Бабушка хотела и скрытные кармашки для денег пришить, но я отказался. Зачем мне там деньги? На всё готовое же еду. Она поворчала, но согласилась.
Сбор в лагерь, был назначен на площади перед первой школой. Там уже толпилось под сотню разнополых и разновозрастных детишек и не меньше пары сотен провожающих.
— Лис! Привет, бродяга! — на меня налетел какой-то пацанчик и принялся меня обнимать.

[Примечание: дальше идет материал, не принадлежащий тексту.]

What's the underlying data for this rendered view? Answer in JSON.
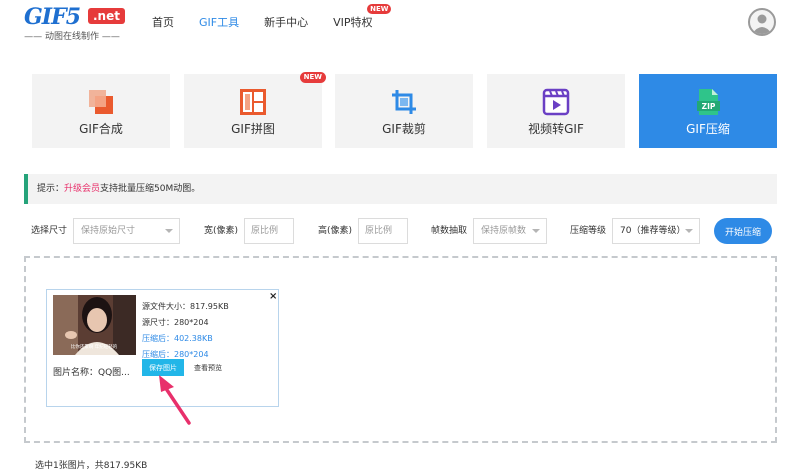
{
  "header": {
    "logo_main": "GIF5",
    "logo_net": ".net",
    "logo_sub": "—— 动图在线制作 ——",
    "nav": [
      {
        "label": "首页"
      },
      {
        "label": "GIF工具"
      },
      {
        "label": "新手中心"
      },
      {
        "label": "VIP特权",
        "badge": "NEW"
      }
    ]
  },
  "tools": [
    {
      "label": "GIF合成",
      "icon": "merge-icon"
    },
    {
      "label": "GIF拼图",
      "icon": "collage-icon",
      "badge": "NEW"
    },
    {
      "label": "GIF裁剪",
      "icon": "crop-icon"
    },
    {
      "label": "视频转GIF",
      "icon": "video-icon"
    },
    {
      "label": "GIF压缩",
      "icon": "zip-icon"
    }
  ],
  "tip": {
    "prefix": "提示：",
    "link": "升级会员",
    "suffix": "支持批量压缩50M动图。"
  },
  "options": {
    "size_label": "选择尺寸",
    "size_value": "保持原始尺寸",
    "width_label": "宽(像素)",
    "width_placeholder": "原比例",
    "height_label": "高(像素)",
    "height_placeholder": "原比例",
    "frame_label": "帧数抽取",
    "frame_value": "保持原帧数",
    "level_label": "压缩等级",
    "level_value": "70（推荐等级）",
    "start_button": "开始压缩"
  },
  "card": {
    "close": "×",
    "thumb_caption": "比你还累啊 年纪轻轻的",
    "original_size": "源文件大小：817.95KB",
    "original_dims": "源尺寸：280*204",
    "compressed_size": "压缩后：402.38KB",
    "compressed_dims": "压缩后：280*204",
    "name": "图片名称：QQ图...",
    "save_button": "保存图片",
    "preview_link": "查看预览"
  },
  "footer": {
    "summary": "选中1张图片，共817.95KB"
  },
  "colors": {
    "accent": "#2e8ae6",
    "tool_bg": "#f3f3f3",
    "badge_red": "#e63b3b",
    "tip_border": "#25a37a",
    "link_pink": "#e8306b",
    "save_button": "#22b6e8",
    "arrow": "#e8306b"
  }
}
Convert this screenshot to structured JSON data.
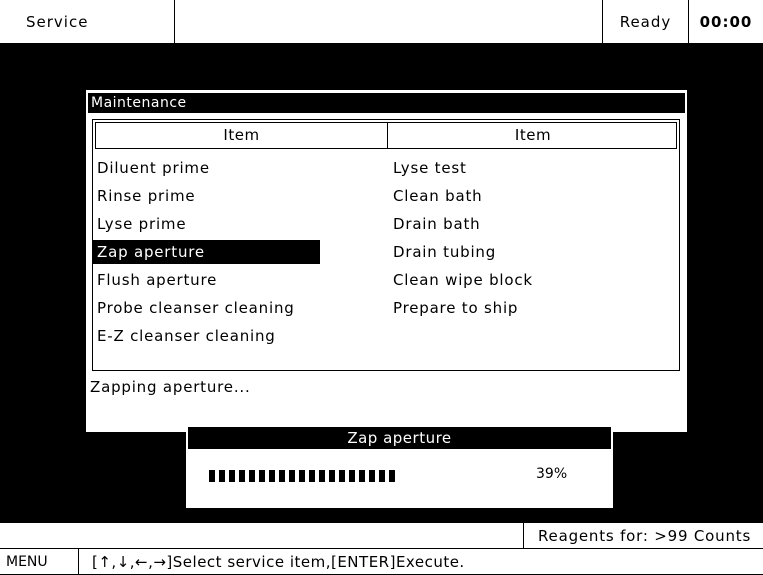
{
  "header": {
    "title": "Service",
    "status": "Ready",
    "clock": "00:00"
  },
  "dialog": {
    "title": "Maintenance",
    "columns": [
      "Item",
      "Item"
    ],
    "left_items": [
      "Diluent prime",
      "Rinse prime",
      "Lyse prime",
      "Zap aperture",
      "Flush aperture",
      "Probe cleanser cleaning",
      "E-Z cleanser cleaning"
    ],
    "right_items": [
      "Lyse test",
      "Clean bath",
      "Drain bath",
      "Drain tubing",
      "Clean wipe block",
      "Prepare to ship"
    ],
    "selected_item": "Zap aperture",
    "status_message": "Zapping aperture..."
  },
  "progress": {
    "title": "Zap aperture",
    "value_percent": 39,
    "label": "39%"
  },
  "footer": {
    "reagents": "Reagents for: >99 Counts",
    "menu": "MENU",
    "hint": "[↑,↓,←,→]Select service item,[ENTER]Execute."
  }
}
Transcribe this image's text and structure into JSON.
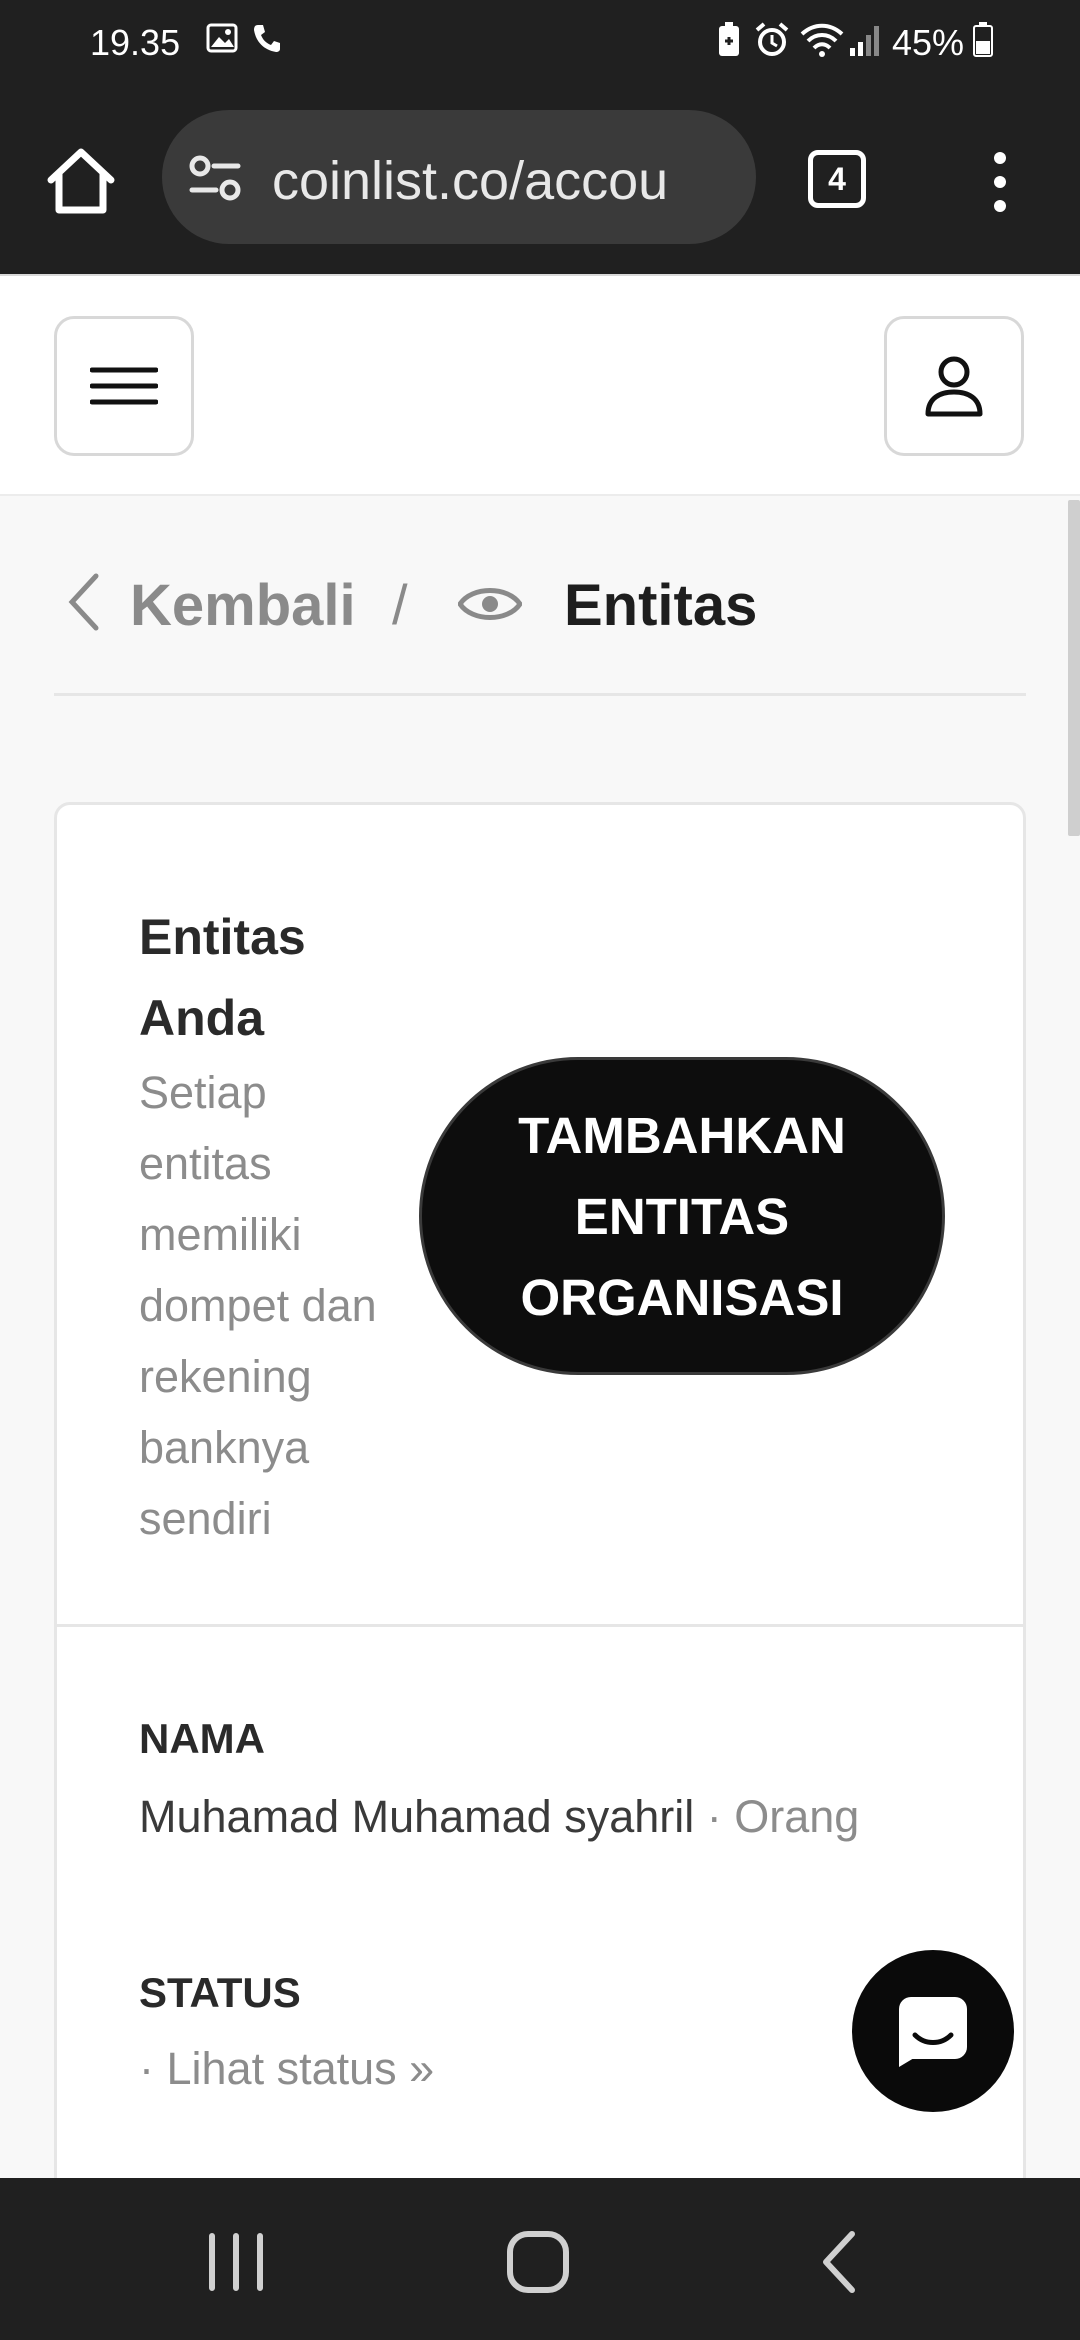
{
  "status_bar": {
    "time": "19.35",
    "battery_percent": "45%"
  },
  "browser": {
    "url": "coinlist.co/accou",
    "tab_count": "4"
  },
  "breadcrumb": {
    "back_label": "Kembali",
    "separator": "/",
    "current_label": "Entitas"
  },
  "entities_card": {
    "title": "Entitas Anda",
    "description": "Setiap entitas memiliki dompet dan rekening banknya sendiri",
    "add_button_label": "TAMBAHKAN ENTITAS ORGANISASI"
  },
  "name_field": {
    "label": "NAMA",
    "value": "Muhamad Muhamad syahril",
    "dot": " · ",
    "type": "Orang"
  },
  "status_field": {
    "label": "STATUS",
    "link": "· Lihat status »"
  },
  "colors": {
    "system_bar": "#202020",
    "primary_button": "#0d0d0d",
    "muted_text": "#8c8c8c"
  }
}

Кое-как вырвавшись из объятий, я смог его рассмотреть. Вася Ким — подсказала память, лучший друг и школьный товарищ с которым Женька сидел за одной партой на камчатке*. Несмотря на фамилию, корейцем Вася не был, как и его родители. Зимой его бате дали квартиру в новенькой девятиэтажке от завода. И Василия перевели в первую школу.
— Привет, Вась. Тебя тоже в лагерь?
— Ну да. Я же каждый год в него езжу. Отец на КПО** работает, а это их лагерь. Я в четвертом отряде, просись тоже в четвертый.
— Всё! Хана лагерю. Вы на пару его разнесёте, ироды, — влезла в наш разговор бабуля.
— Ой, здрасте, баб Тоня, — Васька, только сейчас соизволил заметить бабулю. — Вам надо вот к тем столам, зарегистрироваться. — Махнул он рукой куда-то в сторону.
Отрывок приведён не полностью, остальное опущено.